I don’t think there’s anything girls over-analyze more than a guy’s behavior.
If we like a guy, we will look for any excuse to give us hope that me might like us back. Even if that means making excuses for his words and actions or interpreting them the way we want to hear/see them. (If you want to see a funny representation of this, watch the movie He’s Just Not That Into You. Good insight into the female thought process 😉 ).
Traveling in Packs
So this completely bewilders guys. Why do girls always go to the bathroom together? Why are they always traveling in packs? Sometimes, girls don’t even understand it themselves.
But basically, it’s not just a social comfort thing and our need for friendship, it’s also a safety thing (even if we aren’t aware of it). This is hard for a guy to understand, but sometimes being a girl feels like being prey. Guys “hunt” and “chase” us…and unfortunately sometimes even stalk us.
Girls have to be more careful than guys because as much as I hate to say it, I know for me at least there is that fear in the back of your mind of being attacked and raped. Now of course I don’t think about this all the time, but there are certain situations when I become very cautious.
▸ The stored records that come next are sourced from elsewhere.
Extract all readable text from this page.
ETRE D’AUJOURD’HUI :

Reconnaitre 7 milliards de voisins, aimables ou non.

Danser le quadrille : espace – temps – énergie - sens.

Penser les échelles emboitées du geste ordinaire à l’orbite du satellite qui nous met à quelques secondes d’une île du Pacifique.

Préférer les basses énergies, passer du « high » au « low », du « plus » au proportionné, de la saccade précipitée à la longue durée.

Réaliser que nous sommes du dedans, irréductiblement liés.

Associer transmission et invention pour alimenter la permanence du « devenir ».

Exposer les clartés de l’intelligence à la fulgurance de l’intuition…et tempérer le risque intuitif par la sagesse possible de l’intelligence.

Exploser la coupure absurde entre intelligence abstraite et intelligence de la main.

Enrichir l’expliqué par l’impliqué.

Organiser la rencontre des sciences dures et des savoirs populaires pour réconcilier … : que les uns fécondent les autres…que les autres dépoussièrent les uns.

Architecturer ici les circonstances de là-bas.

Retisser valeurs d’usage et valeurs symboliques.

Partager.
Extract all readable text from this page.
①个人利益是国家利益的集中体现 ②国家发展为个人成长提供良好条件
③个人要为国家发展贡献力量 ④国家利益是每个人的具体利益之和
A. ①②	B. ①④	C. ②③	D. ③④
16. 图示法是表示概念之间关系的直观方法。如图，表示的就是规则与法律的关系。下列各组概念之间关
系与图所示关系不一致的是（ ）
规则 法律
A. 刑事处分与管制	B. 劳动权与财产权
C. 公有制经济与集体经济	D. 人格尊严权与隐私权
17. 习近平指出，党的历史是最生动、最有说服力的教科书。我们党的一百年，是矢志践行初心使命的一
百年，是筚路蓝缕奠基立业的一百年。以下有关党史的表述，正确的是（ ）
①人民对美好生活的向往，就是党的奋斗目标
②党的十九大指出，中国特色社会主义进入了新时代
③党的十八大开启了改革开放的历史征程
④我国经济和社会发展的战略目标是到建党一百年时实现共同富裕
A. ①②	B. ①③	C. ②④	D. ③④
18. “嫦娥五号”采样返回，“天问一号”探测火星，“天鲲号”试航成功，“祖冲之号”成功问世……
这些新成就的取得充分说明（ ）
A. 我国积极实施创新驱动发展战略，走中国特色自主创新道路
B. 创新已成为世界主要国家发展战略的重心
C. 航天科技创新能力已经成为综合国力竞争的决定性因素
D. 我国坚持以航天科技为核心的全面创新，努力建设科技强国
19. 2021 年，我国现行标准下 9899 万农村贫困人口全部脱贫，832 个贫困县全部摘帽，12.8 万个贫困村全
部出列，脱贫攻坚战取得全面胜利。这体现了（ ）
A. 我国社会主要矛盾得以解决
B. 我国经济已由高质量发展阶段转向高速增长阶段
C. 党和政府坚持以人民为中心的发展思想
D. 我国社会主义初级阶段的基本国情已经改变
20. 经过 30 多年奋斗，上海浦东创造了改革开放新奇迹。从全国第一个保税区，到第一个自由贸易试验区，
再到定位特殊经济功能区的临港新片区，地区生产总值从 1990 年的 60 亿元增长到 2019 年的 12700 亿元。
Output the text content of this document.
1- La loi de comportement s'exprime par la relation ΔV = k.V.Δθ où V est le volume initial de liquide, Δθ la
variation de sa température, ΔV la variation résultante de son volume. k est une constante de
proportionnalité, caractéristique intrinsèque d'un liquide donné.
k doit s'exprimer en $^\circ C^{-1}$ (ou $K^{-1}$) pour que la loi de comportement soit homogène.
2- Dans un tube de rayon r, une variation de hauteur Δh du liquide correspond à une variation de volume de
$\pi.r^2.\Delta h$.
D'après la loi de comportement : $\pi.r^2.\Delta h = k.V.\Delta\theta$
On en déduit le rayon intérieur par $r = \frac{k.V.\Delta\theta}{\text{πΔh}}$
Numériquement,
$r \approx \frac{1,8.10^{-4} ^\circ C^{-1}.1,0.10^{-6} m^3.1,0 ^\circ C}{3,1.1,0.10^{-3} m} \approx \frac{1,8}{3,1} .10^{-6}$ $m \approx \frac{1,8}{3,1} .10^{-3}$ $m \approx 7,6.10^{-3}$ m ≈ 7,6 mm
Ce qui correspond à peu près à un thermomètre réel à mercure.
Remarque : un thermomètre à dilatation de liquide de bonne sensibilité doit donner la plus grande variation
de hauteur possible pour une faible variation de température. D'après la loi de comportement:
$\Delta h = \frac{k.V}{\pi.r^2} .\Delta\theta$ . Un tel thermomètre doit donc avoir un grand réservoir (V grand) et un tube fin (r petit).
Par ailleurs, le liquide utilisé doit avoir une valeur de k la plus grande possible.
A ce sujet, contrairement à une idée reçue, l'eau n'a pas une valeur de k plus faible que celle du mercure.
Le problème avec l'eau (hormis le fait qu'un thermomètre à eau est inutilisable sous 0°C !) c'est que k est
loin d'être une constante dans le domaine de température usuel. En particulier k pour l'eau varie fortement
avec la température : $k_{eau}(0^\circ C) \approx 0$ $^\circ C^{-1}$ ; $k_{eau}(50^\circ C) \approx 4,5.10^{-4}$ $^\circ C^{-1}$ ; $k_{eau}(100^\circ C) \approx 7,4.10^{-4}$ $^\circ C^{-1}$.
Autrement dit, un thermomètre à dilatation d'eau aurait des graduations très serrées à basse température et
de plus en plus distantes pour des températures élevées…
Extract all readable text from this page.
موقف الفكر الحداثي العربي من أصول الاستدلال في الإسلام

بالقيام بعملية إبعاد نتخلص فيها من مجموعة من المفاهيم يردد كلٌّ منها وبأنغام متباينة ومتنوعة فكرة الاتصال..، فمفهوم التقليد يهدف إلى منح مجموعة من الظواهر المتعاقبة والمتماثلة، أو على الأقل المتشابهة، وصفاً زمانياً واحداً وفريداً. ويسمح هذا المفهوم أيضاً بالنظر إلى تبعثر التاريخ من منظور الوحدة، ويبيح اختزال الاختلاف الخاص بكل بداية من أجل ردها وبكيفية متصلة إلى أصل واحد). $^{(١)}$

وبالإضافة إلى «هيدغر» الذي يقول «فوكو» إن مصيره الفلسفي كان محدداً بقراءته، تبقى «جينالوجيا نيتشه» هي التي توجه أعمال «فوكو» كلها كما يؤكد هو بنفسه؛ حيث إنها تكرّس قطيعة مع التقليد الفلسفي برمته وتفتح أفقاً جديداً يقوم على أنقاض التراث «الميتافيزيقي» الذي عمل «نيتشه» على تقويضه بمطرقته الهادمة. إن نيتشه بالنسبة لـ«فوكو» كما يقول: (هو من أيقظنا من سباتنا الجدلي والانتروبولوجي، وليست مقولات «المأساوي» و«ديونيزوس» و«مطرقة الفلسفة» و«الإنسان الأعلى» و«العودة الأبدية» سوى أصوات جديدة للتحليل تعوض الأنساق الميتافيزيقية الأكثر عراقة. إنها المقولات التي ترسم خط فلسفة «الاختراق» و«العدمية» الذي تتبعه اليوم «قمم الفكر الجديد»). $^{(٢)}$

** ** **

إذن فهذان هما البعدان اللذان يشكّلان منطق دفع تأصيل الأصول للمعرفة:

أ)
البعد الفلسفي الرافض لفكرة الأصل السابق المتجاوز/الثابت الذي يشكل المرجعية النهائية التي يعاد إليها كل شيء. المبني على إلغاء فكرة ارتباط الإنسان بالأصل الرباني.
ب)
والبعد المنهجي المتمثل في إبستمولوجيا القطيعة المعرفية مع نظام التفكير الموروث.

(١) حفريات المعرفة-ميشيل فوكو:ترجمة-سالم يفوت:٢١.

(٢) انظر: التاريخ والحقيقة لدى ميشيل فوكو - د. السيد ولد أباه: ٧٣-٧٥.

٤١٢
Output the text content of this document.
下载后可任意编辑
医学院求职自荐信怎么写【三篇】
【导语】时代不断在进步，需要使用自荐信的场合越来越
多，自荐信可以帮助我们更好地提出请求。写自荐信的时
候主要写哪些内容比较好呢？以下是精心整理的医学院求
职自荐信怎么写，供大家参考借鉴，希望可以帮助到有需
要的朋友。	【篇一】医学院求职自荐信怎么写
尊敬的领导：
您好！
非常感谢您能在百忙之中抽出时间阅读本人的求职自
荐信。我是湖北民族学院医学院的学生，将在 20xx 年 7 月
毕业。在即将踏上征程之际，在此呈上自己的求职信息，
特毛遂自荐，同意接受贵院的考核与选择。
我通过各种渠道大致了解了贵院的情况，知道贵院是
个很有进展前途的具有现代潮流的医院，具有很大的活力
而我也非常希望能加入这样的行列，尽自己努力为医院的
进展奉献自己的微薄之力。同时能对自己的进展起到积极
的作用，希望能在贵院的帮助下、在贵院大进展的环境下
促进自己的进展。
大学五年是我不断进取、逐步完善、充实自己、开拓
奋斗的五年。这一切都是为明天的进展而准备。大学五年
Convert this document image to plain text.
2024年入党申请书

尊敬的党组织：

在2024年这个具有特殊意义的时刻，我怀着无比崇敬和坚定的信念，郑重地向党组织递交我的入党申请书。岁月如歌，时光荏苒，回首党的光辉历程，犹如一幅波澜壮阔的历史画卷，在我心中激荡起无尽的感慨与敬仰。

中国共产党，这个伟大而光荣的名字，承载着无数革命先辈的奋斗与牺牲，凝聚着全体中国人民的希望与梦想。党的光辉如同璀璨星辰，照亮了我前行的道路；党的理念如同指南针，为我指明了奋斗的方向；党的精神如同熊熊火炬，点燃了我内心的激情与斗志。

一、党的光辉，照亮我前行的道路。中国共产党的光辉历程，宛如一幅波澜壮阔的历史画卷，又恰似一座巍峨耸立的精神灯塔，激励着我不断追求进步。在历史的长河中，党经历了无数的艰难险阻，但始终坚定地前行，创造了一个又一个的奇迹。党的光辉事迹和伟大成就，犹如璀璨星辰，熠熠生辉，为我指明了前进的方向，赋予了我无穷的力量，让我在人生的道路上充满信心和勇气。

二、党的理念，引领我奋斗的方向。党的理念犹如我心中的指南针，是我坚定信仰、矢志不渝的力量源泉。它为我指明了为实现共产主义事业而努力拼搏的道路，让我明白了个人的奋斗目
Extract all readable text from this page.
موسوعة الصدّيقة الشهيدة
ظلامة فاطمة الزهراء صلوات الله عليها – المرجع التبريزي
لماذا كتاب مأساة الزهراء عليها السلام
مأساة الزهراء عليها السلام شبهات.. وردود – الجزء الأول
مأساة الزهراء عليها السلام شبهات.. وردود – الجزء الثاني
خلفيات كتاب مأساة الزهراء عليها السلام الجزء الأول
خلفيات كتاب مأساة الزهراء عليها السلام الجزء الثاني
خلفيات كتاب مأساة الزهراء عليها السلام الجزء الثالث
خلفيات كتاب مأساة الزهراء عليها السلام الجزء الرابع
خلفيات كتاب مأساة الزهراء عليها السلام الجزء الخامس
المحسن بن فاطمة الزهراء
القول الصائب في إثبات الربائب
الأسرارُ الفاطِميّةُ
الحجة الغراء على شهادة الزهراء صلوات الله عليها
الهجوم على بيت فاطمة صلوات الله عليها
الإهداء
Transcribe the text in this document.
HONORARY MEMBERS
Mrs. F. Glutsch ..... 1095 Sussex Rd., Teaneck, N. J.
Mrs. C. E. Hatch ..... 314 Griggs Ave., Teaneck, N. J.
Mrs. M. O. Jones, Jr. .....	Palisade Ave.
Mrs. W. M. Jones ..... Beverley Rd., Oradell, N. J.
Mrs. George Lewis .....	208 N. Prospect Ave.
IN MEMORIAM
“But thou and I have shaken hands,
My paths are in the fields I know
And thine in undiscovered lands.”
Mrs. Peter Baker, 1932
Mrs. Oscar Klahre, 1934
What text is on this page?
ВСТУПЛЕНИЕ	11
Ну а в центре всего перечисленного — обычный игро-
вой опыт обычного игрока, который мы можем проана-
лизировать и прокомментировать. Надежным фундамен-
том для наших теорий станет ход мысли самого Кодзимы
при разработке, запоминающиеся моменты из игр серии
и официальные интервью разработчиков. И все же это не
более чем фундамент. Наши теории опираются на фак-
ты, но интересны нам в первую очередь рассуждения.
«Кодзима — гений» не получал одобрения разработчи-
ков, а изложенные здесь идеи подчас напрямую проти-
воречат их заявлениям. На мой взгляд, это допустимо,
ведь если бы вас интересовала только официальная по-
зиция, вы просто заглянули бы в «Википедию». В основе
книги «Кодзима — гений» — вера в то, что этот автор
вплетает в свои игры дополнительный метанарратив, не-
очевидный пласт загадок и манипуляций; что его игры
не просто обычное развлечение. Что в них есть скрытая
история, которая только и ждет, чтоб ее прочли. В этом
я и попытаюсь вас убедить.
For example, when I have a night class I don’t walk out to my car alone. Girls are taught to stick together, use the buddy system, avoid dark alleys, don’t go running at night, don’t walk alone at night. We carry mace or walk to our cars with our keys threaded between our fingers as weapons.
We’re also discouraged from traveling alone. As a girl who wants to see the world, this really gets under my skin. I hate feeling limited because of my gender. In fact, it pisses me off. But I have to face the facts: I have to be careful because a guy is physically stronger than me. If he wants to hurt me, I’m at a disadvantage.
So basically, try to understand the vulnerability girls may sometimes feel.
Talk to the girls in your life and don’t be afraid to ask them questions! Observe us, watch some chick-flicks, try to get into our minds.
Also, read books from the POV of female characters. That will help you to get a feel for writing female characters more than anything! (I’d also recommend The Fault in Our Stars by John Green–he writes the female character very well.)
And be patient. It may take practice and time for you to feel comfortable writing another gender. And if you still have doubts, have a girl read your story. She will be able to point out any faults and you will be able to learn from your mistakes.